Reference Signs List 10 tensor data calculation device 101 data input unit 102 data storage unit 103 tensor factor decomposition unit 104 matrix product calculation unit 105 data output unit 201 data storage unit 202 storage product for matrix product calculation

Claims

A tensor data calculation device having a matrix product calculation processor, which decomposes N-order (N is an integer of 2 or more) nonnegative tensor data into N factor matrices by factorization,
A first matrix obtained by expanding the factor matrix update formula for optimizing a predetermined objective function value by using a Kronecker product of N-1 factor matrices other than the factor matrix, and the non-negative tensor data And a factor decomposition means for expressing the matrix product of a second matrix defined by a tensor product of the N factor matrices and calculating the update formula;
Matrix calculation means for calculating the matrix product included in the update formula by the matrix product calculation processor,
Has,
The factor decomposition means comprises:
The tensor data calculation device, wherein the update formula is calculated using a calculation result of the matrix product calculated by the matrix calculation means.
The non-negative tensor data is data indicating a third-order tensor of I × J × K,
The second matrix is
Assuming that p = j × K + k (where j is an integer satisfying 1 ≦ 1 ≦ J and k is 1 ≦ k ≦ K), the (i, j, k) element of the non-negative tensor data and the N 2. The tensor data calculation device according to claim 1, wherein the quotient of the tensor product of the factor matrix with the (i, j, k) element is an (i, p) element.

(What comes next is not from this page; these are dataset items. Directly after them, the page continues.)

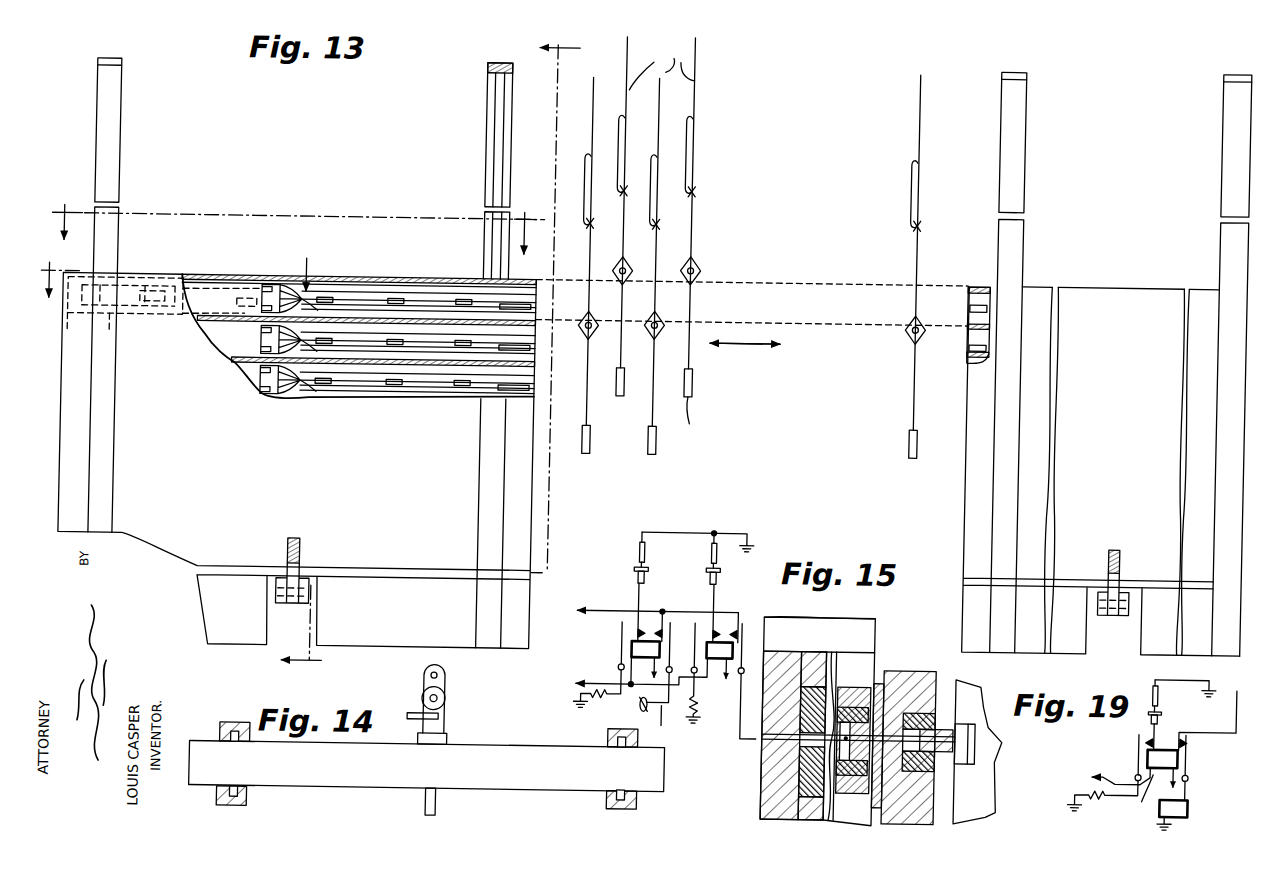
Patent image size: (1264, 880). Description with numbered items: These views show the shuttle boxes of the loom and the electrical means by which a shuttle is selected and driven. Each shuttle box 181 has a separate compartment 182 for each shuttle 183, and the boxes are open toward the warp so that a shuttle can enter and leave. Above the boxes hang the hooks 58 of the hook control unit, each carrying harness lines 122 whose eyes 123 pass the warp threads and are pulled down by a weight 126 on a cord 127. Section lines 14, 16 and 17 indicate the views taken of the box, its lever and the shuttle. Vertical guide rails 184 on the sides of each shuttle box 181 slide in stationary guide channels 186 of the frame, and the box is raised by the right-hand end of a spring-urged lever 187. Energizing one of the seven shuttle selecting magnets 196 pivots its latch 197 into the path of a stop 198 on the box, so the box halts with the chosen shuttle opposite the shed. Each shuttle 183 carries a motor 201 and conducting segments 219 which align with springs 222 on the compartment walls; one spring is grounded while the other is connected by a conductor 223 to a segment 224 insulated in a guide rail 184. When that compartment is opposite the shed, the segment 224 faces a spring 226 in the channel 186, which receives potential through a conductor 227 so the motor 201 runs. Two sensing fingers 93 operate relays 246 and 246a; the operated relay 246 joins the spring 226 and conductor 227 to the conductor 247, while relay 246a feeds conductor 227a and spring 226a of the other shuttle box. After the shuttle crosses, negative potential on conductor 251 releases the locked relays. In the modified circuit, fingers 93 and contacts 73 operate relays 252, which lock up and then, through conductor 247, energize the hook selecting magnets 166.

In FIG. 13, the section line 14- 14 is at (298, 217).
In FIG. 13, the section line 16- 16 is at (443, 356).
In FIG. 13, the section line 17- 17 is at (179, 269).
In FIG. 13, the hook 58 is at (915, 105).
In FIG. 15, the contact 73 is at (704, 578).
In FIG. 19, the contact 73 is at (1166, 730).
In FIG. 15, the sensing finger 93 is at (707, 553).
In FIG. 19, the sensing finger 93 is at (1157, 695).
In FIG. 13, the harness line 122 is at (652, 249).
In FIG. 13, the eye 123 is at (697, 270).
In FIG. 13, the weight 126 is at (656, 445).
In FIG. 13, the cord 127 is at (652, 371).
In FIG. 19, the hook selecting magnet 166 is at (1189, 810).
In FIG. 13, the shuttle box 181 is at (539, 512).
In FIG. 14, the shuttle box 181 is at (534, 730).
In FIG. 15, the shuttle box 181 is at (920, 672).
In FIG. 13, the shuttle compartment 182 is at (351, 293).
In FIG. 13, the shuttle 183 is at (199, 295).
In FIG. 15, the shuttle 183 is at (980, 792).
In FIG. 14, the vertical guide rail 184 is at (252, 755).
In FIG. 15, the vertical guide rail 184 is at (860, 630).
In FIG. 13, the vertical guide channel 186 is at (107, 225).
In FIG. 14, the vertical guide channel 186 is at (228, 728).
In FIG. 15, the vertical guide channel 186 is at (762, 749).
In FIG. 13, the lever 187 is at (295, 545).
In FIG. 14, the shuttle selecting magnet 196 is at (446, 695).
In FIG. 14, the latch 197 is at (445, 673).
In FIG. 14, the stop 198 is at (448, 737).
In FIG. 13, the motor 201 is at (112, 321).
In FIG. 13, the conducting segment 219 is at (230, 340).
In FIG. 15, the conducting segment 219 is at (955, 750).
In FIG. 13, the spring 222 is at (470, 307).
In FIG. 15, the spring 222 is at (942, 732).
In FIG. 15, the conductor 223 is at (880, 690).
In FIG. 15, the segment 224 is at (846, 707).
In FIG. 15, the spring 226 is at (830, 700).
In FIG. 15, the spring 226a is at (644, 712).
In FIG. 15, the conductor 227 is at (742, 710).
In FIG. 15, the conductor 227a is at (664, 728).
In FIG. 15, the relay 246 is at (718, 642).
In FIG. 15, the relay 246a is at (645, 642).
In FIG. 15, the conductor 247 is at (609, 614).
In FIG. 19, the conductor 247 is at (1222, 733).
In FIG. 15, the conductor 251 is at (597, 678).
In FIG. 19, the conductor 251 is at (1107, 776).
In FIG. 19, the relay 252 is at (1130, 797).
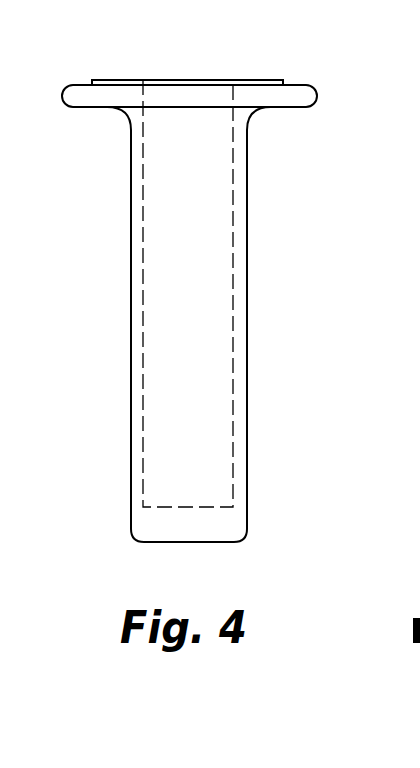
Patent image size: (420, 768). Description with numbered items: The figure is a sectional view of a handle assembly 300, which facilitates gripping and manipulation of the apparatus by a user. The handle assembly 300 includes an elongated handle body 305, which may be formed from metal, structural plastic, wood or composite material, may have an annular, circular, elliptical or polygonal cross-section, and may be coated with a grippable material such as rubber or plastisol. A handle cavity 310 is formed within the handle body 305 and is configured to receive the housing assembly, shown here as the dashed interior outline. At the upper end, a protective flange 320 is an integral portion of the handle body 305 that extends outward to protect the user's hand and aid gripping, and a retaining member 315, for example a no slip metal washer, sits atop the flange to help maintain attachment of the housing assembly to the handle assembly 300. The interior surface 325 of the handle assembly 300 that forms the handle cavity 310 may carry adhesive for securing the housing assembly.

The handle assembly 300 is at (184, 278).
The handle body 305 is at (247, 167).
The handle cavity 310 is at (157, 236).
The retaining member 315 is at (262, 80).
The protective flange 320 is at (71, 100).
The interior surface 325 is at (240, 356).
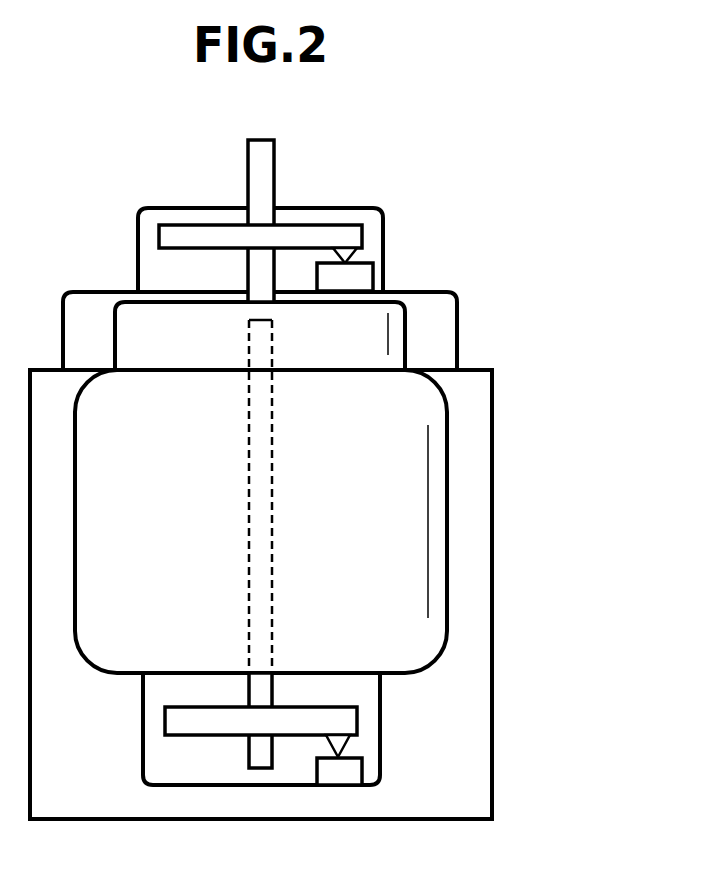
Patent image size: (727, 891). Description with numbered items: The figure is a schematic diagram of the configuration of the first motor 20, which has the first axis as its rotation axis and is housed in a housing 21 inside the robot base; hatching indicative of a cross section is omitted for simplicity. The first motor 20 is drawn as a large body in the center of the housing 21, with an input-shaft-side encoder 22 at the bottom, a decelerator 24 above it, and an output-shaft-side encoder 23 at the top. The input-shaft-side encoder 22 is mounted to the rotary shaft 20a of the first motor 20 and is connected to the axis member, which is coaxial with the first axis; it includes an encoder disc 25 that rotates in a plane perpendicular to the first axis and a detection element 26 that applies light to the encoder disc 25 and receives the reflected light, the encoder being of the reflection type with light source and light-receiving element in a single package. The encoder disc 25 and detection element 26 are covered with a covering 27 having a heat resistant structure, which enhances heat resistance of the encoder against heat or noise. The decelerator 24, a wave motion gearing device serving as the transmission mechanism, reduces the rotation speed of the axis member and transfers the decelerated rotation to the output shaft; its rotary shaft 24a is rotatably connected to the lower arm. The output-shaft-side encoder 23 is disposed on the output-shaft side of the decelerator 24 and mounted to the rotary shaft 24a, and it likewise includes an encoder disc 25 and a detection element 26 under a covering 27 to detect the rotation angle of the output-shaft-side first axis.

The first motor 20 is at (445, 508).
The rotary shaft 20a is at (247, 757).
The housing 21 is at (492, 605).
The input-shaft-side encoder 22 is at (338, 796).
The output-shaft-side encoder 23 is at (388, 178).
The decelerator 24 is at (405, 333).
The rotary shaft 24a is at (276, 158).
The encoder disc 25 is at (362, 232).
The detection element 26 is at (373, 273).
The covering 27 is at (138, 246).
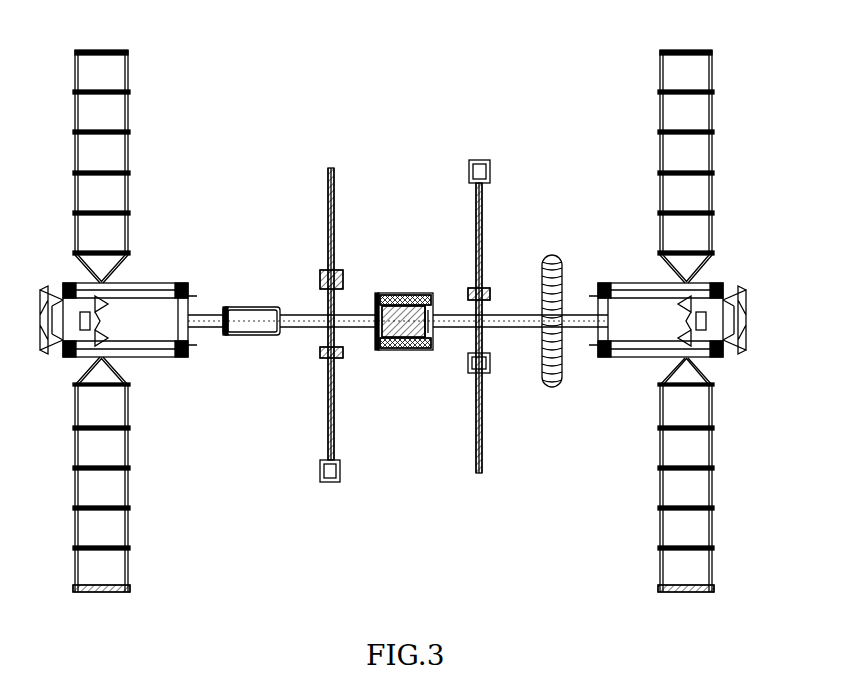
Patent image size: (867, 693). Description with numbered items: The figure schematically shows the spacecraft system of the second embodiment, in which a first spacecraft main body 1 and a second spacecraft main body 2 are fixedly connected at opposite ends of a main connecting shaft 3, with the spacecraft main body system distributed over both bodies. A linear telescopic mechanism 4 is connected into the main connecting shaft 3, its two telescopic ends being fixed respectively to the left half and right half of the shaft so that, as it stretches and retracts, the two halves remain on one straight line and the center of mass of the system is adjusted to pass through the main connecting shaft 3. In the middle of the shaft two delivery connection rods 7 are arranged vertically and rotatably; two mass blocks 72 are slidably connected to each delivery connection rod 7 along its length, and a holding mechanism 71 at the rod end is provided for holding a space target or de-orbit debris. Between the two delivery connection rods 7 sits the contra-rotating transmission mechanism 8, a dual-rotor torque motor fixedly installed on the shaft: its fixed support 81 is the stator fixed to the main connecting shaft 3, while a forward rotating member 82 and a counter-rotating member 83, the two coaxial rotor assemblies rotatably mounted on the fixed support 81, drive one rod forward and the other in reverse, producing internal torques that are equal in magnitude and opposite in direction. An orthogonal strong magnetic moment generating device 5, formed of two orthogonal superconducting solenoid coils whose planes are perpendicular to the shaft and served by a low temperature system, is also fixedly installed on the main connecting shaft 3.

The first spacecraft main body 1 is at (120, 160).
The second spacecraft main body 2 is at (672, 160).
The main connecting shaft 3 is at (312, 330).
The linear telescopic mechanism 4 is at (240, 318).
The orthogonal strong magnetic moment generating device 5 is at (562, 292).
The delivery connection rod 7 is at (332, 220).
The holding mechanism 71 is at (490, 165).
The mass block 72 is at (325, 272).
The contra-rotating transmission mechanism 8 is at (415, 290).
The fixed support 81 is at (383, 293).
The forward rotating member 82 is at (408, 300).
The counter-rotating member 83 is at (420, 297).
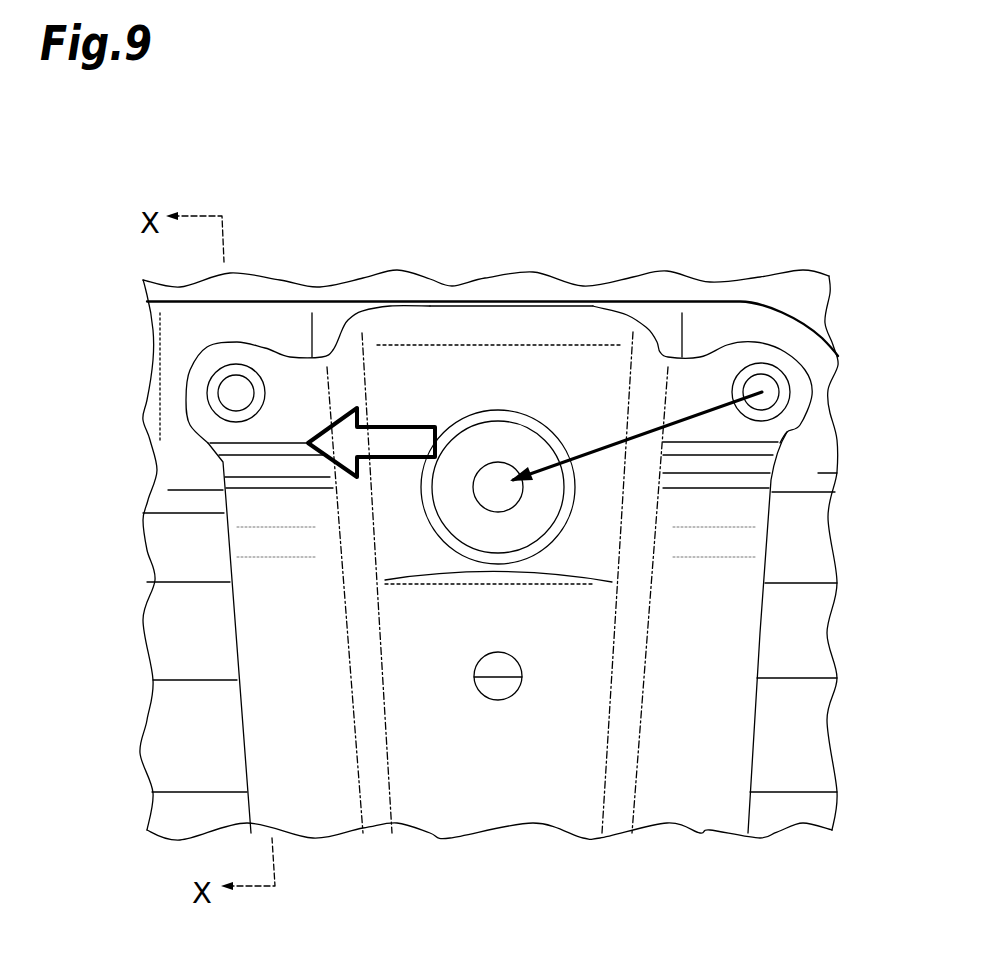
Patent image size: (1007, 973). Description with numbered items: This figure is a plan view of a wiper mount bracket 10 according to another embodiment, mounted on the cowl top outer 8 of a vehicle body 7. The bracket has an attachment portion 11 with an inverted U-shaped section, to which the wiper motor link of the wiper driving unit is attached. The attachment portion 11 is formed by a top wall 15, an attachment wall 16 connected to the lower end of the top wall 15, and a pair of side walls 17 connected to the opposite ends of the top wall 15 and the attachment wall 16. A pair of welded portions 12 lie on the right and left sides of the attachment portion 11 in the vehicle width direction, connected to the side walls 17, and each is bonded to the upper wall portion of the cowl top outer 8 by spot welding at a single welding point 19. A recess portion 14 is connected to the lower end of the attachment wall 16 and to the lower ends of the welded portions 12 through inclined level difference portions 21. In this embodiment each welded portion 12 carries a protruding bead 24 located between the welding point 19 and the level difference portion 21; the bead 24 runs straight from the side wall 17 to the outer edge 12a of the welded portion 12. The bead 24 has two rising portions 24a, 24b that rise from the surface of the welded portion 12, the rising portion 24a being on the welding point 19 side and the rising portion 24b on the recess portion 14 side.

The vehicle body 7 is at (812, 270).
The cowl top outer 8 is at (160, 630).
The wiper mount bracket 10 is at (404, 297).
The attachment portion 11 is at (518, 297).
The welded portion 12 is at (297, 376).
The outer edge 12a is at (222, 504).
The recess portion 14 is at (327, 820).
The top wall 15 is at (462, 323).
The attachment wall 16 is at (573, 363).
The side wall 17 is at (345, 345).
The welding point 19 is at (223, 393).
The level difference portion 21 is at (290, 543).
The bead 24 is at (222, 463).
The rising portion 24a is at (277, 443).
The rising portion 24b is at (287, 480).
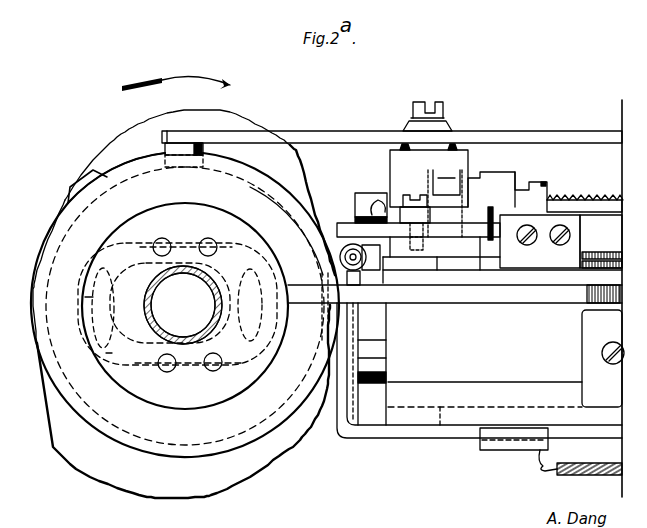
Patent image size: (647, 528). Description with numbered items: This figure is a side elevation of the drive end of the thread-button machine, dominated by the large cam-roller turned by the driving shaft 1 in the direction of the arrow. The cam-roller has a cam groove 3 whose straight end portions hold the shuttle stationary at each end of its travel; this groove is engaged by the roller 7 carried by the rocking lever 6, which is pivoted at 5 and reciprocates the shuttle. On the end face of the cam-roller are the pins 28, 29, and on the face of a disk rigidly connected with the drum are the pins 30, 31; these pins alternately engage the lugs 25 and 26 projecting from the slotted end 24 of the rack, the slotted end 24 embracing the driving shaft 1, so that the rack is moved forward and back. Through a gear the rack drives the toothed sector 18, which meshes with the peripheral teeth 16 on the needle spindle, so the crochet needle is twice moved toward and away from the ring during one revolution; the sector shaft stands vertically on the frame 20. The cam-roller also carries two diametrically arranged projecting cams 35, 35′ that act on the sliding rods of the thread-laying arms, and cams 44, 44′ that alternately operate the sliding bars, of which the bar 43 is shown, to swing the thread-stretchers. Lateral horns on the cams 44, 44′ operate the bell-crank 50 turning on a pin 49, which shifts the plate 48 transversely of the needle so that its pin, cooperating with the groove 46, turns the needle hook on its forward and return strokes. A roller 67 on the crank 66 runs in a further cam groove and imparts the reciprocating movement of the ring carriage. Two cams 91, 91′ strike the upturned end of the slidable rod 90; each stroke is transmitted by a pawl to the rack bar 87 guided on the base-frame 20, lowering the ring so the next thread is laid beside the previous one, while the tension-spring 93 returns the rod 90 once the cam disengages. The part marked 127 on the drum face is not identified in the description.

The factor matrix is defined as an I × R factor matrix A, a J × R factor matrix B, and a K × R factor matrix C,
The first matrix that defines a matrix product included in the update formula of the factor matrix A is:
Assuming that a variable representing the basis number R of the factorization is r (1 ≦ r ≦ R), each element of the factor matrix B is b jr , each element of the factor matrix C is c kr , and b jr × c kr is ( 3. The tensor data calculation device according to claim 2, wherein the matrix is a matrix having (p, r) elements.
The factor decomposition means comprises:
The tensor data calculation device according to any one of claims 1 to 3, wherein a predetermined term of the update formula is calculated as a term dependent only on a variable representing a basis number of the factorization.
A tensor data calculation device having a matrix product calculation processor, which decomposes N-th order (N is an integer of 2 or more) nonnegative tensor data into N factor matrices by factorization,
A first matrix obtained by expanding the factor matrix update formula for optimizing a predetermined objective function value by using a Kronecker product of N-1 factor matrices other than the factor matrix, and the non-negative tensor data And a factor decomposition procedure for expressing the matrix product of a second matrix defined by a tensor product of the N factor matrices and calculating the update formula;
A matrix calculation procedure for calculating the matrix product included in the update formula by the matrix product calculation processor,
Run
The factorization procedure comprises:
A tensor data calculation method, wherein the update formula is calculated using a calculation result of the matrix product calculated by the matrix calculation procedure.
A program for causing a computer to function as each unit in the tensor data calculation device according to any one of claims 1 to 4.